La nomination de Mojtaba Khamenei au poste de guide suprême en Iran, à la suite de la mort de son père au premier jour de la guerre, ressemble à l'instauration d'une «monarchie héréditaire» et rend «le régime plus fragile», a déclaré jeudi un groupe d’opposition en exil basé en France.
Le nouveau guide suprême iranien «ne dispose pas de l’autorité de son père» l'ayatollah Ali Khamenei, qui a dirigé le pays pendant plus de 36 ans, a estimé Mohammad Mohaddessin, le président de la commission des affaires étrangères du Conseil national de la résistance iranienne (CNRI), devant des journalistes à Paris.

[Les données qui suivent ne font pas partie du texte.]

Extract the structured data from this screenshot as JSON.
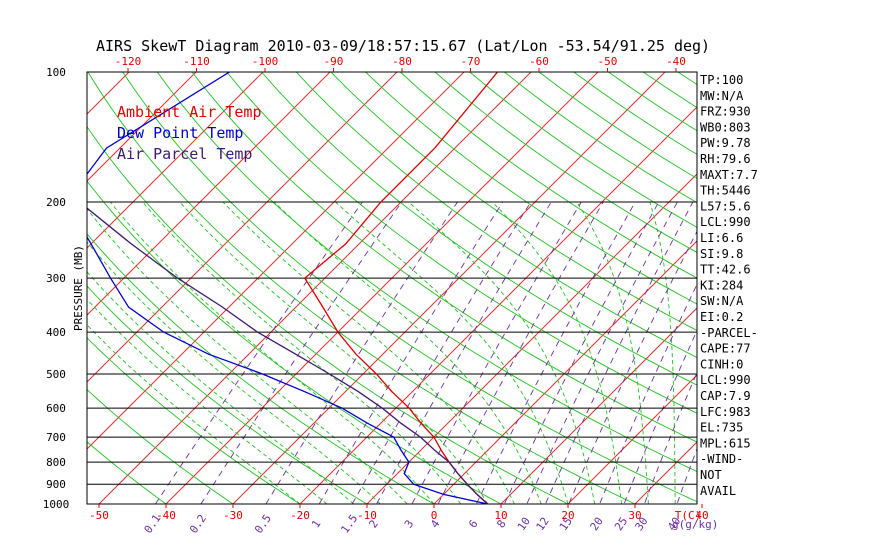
{
  "title": "AIRS SkewT Diagram 2010-03-09/18:57:15.67 (Lat/Lon -53.54/91.25 deg)",
  "colors": {
    "ambient": "#e00000",
    "dewpoint": "#0000cc",
    "parcel": "#3c1a6e",
    "isotherm": "#e03030",
    "dry_adiabat": "#22c022",
    "moist_adiabat": "#22c022",
    "mixing_ratio": "#6b2fa0",
    "isobar": "#000000",
    "bottom_tick": "#e00000",
    "top_tick": "#e00000"
  },
  "legend": [
    {
      "label": "Ambient Air Temp",
      "color": "#e00000"
    },
    {
      "label": "Dew Point Temp",
      "color": "#0000cc"
    },
    {
      "label": "Air Parcel Temp",
      "color": "#3c1a6e"
    }
  ],
  "indices": [
    "TP:100",
    "MW:N/A",
    "FRZ:930",
    "WB0:803",
    "PW:9.78",
    "RH:79.6",
    "MAXT:7.7",
    "TH:5446",
    "L57:5.6",
    "LCL:990",
    "LI:6.6",
    "SI:9.8",
    "TT:42.6",
    "KI:284",
    "SW:N/A",
    "EI:0.2",
    "-PARCEL-",
    "CAPE:77",
    "CINH:0",
    "LCL:990",
    "CAP:7.9",
    "LFC:983",
    "EL:735",
    "MPL:615",
    "-WIND-",
    "NOT",
    "AVAIL"
  ],
  "chart_data": {
    "type": "line",
    "title": "AIRS SkewT Diagram 2010-03-09/18:57:15.67 (Lat/Lon -53.54/91.25 deg)",
    "ylabel": "PRESSURE (MB)",
    "xlabel": "T(C)",
    "mixing_ratio_label": "g(g/kg)",
    "ylim": [
      1000,
      100
    ],
    "y_scale": "log",
    "pressure_ticks": [
      100,
      200,
      300,
      400,
      500,
      600,
      700,
      800,
      900,
      1000
    ],
    "bottom_temp_ticks": [
      -50,
      -40,
      -30,
      -20,
      -10,
      0,
      10,
      20,
      30,
      40
    ],
    "top_temp_ticks": [
      -120,
      -110,
      -100,
      -90,
      -80,
      -70,
      -60,
      -50,
      -40
    ],
    "mixing_ratio_labels": [
      "0.1",
      "0.2",
      "0.5",
      "1",
      "1.5",
      "2",
      "3",
      "4",
      "6",
      "8",
      "10",
      "12",
      "15",
      "20",
      "25",
      "30",
      "40"
    ],
    "series": [
      {
        "name": "Ambient Air Temp",
        "pressure": [
          1000,
          950,
          900,
          850,
          800,
          750,
          700,
          650,
          600,
          550,
          500,
          450,
          400,
          350,
          300,
          250,
          200,
          150,
          100
        ],
        "temperature": [
          8,
          5,
          2,
          -1,
          -4,
          -7,
          -10,
          -14,
          -18,
          -23,
          -28,
          -34,
          -40,
          -46,
          -53,
          -52,
          -53,
          -53,
          -55
        ]
      },
      {
        "name": "Dew Point Temp",
        "pressure": [
          1000,
          950,
          900,
          850,
          800,
          750,
          700,
          650,
          600,
          550,
          500,
          450,
          400,
          350,
          300,
          250,
          200,
          150,
          100
        ],
        "temperature": [
          8,
          0,
          -6,
          -9,
          -10,
          -13,
          -16,
          -22,
          -28,
          -36,
          -45,
          -56,
          -66,
          -75,
          -82,
          -90,
          -100,
          -102,
          -95
        ]
      },
      {
        "name": "Air Parcel Temp",
        "pressure": [
          1000,
          950,
          900,
          850,
          800,
          750,
          700,
          650,
          600,
          550,
          500,
          450,
          400,
          350,
          300,
          250,
          200,
          150,
          100
        ],
        "temperature": [
          8,
          5,
          2,
          -1,
          -4,
          -8,
          -12,
          -17,
          -22,
          -28,
          -35,
          -43,
          -52,
          -61,
          -72,
          -84,
          -98,
          -114,
          -132
        ]
      }
    ]
  }
}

Le CNRI est la branche politique de l'organisation des Moudjahidine du peuple (MEK), interdite en Iran. Elle a d’abord soutenu la révolution de 1979 ayant renversé le chah avant de rompre avec les dirigeants de la République islamique.
Ali Khamenei était un proche compagnon du fondateur de la révolution, l'ayatollah Rouhollah Khomeini.
Avec la nomination du fils, «la base du pouvoir du régime est devenue encore plus étroite», s’appuyant davantage sur l'appareil de renseignement et les Gardiens de la révolution (IRGC), l’armée idéologique créée pour garantir la survie de la révolution, a poursuivi l'opposant.
«Les Gardiens de la révolution ont poussé les autres à approuver le fils de Khamenei. Ils ont le dessus au sein du régime», a-t-il ajouté.
Selon lui, «le rôle criminel» du nouveau guide est «connu depuis longtemps», en soulignant que Mojtaba Khamenei supervisait non seulement les éléments répressifs des forces de sécurité, mais aussi le «système économique du régime» via des fondations économiques plus puissantes que celles dirigées par le gouvernement.
Le CNRI, dirigé par Maryam Radjavi, est l'un des groupes d’opposition réclamant la fin du système clérical, notamment aux côtés des monarchistes rassemblés autour du fils du chah déchu, Reza Pahlavi. Mais les deux factions se livrent une opposition farouche.